Quelle est la proportion d’entreprises qui font du MICE et de l’événementiel chez vous ? 

Cette clientèle représente 30% de nos entrées mais en termes de jours d’ouverture c’est beaucoup moins. Il y a collusion entre un espace privé et un espace avec une mission de service public. C’est ce qui nous distingue des bars/restaurants traditionnels. 

Avez-vous l’intention d’augmenter la clientèle entreprise ?

Nous ne voulons pas les augmenter, nous sommes également très attentifs à notre clientèle entreprise.
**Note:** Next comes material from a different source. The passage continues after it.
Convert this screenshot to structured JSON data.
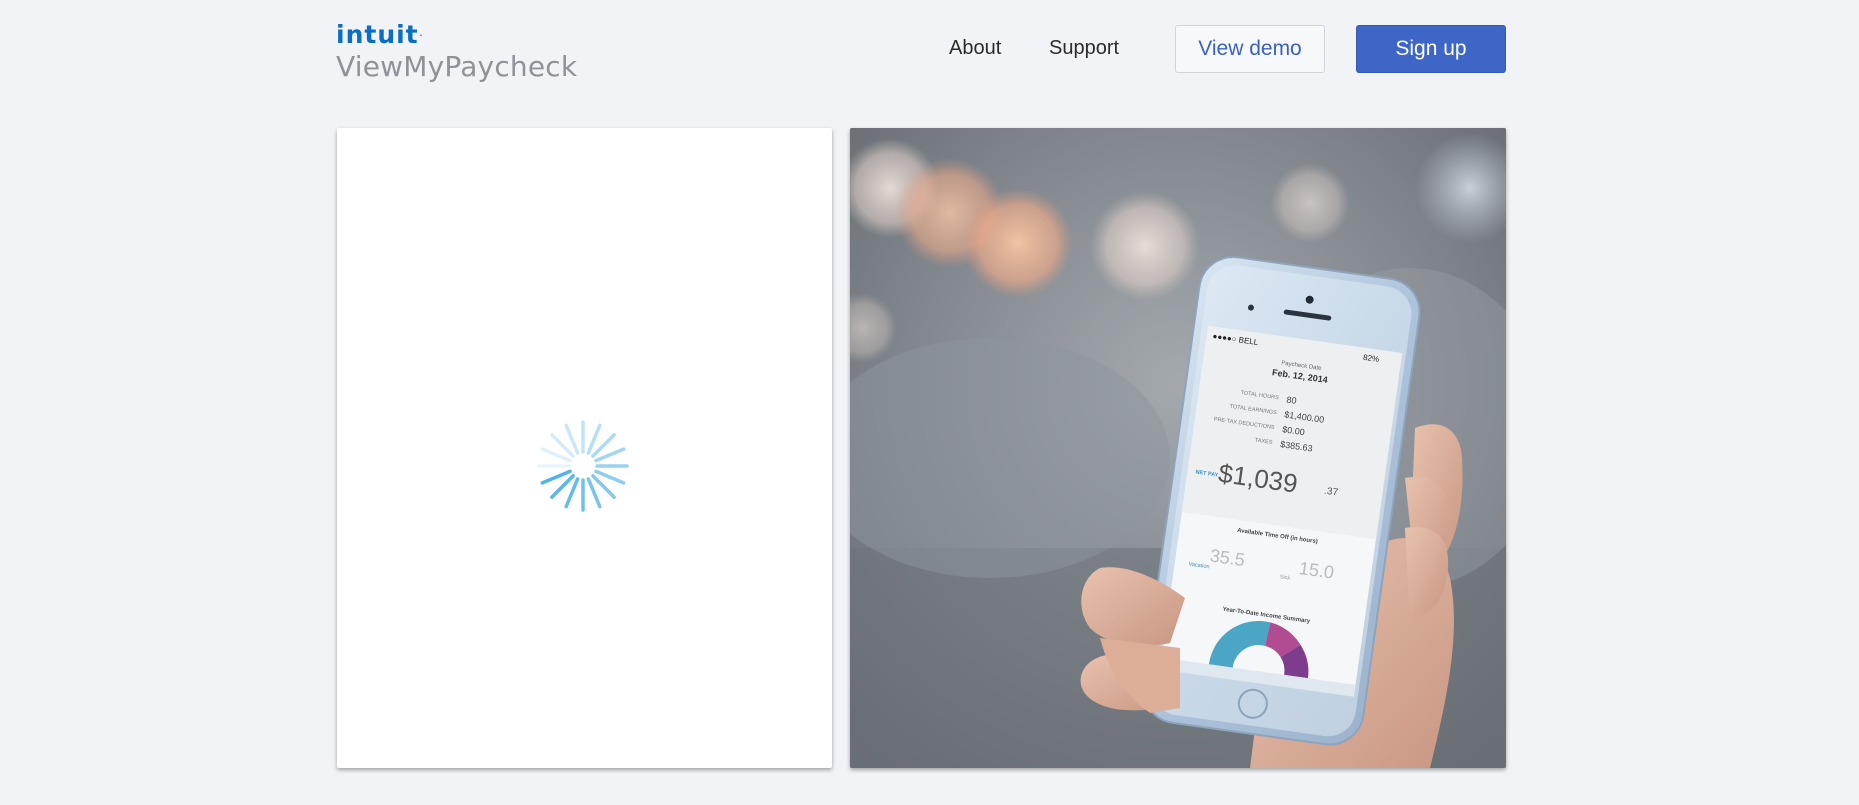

Nous avons eu quelques mauvaises expériences. Nous vérifions maintenant qu’elles correspondent à nos critères de sélection pour pouvoir venir faire un événement chez nous. Je crois que nous ne sommes pas là pour donner des leçons mais nous sommes là pour tenter de sensibiliser à des notions qui sont applicables par tous. Nous éditons des chartes en ce sens et c’est très intéressant de voir les entreprises faire ce cheminement. 

Quels sont vos projets futurs et quelles innovations imaginez-vous pour votre secteur ?

Nous n’inventons rien, tout ce tissu associatif existe depuis 1901. Les contenus de programmations que nous proposons sont des vieilles recettes remises au goût du jour. Ce qui est innovant, c’est de l’avoir théorisé. Ce que j’aime beaucoup aussi c’est la notion d’économie mixte. Nous sommes dans une notion de service public mais elle n’est possible que si elle répond véritablement à un besoin et est sanctionnée par un modèle économique. Si nous n’arrivons pas à valider le modèle économique, c’est qu’a priori le contenu de programmation et des usages n’est pas fondamentalement le bon. Chaque territoire doit avoir un tiers-lieu qui lui est propre. La tendance montre que nous ne saurons pas nous priver d’un besoin d’achat car c’est presque un vecteur de bien-être psychologique sauf que nous n’allons plus acheter les mêmes choses. Nous allons acheter de l’usage et du partage de connaissances au sein d’une société enfermée dans cette consommation mais avec moins d’ostentation et dans toutes les zones rurales et périurbaines dans lesquelles nous avons accepté de nous ennuyer depuis 40 ans, il y avait une vraie capacité à enchanter le quotidien. Si le tiers-lieu marche aujourd’hui, c’est pour deux raisons : nous sommes arrivés à un tel pic de désociabilisation du fait de nos réseaux sociaux que nous crions au secours pour pouvoir rencontrer des gens physiquement. Nous savons maintenant où nous rencontrer ! Les bienfaits font que les tiers-lieu sont l’innovation d’aujourd’hui et surtout l’innovation de demain.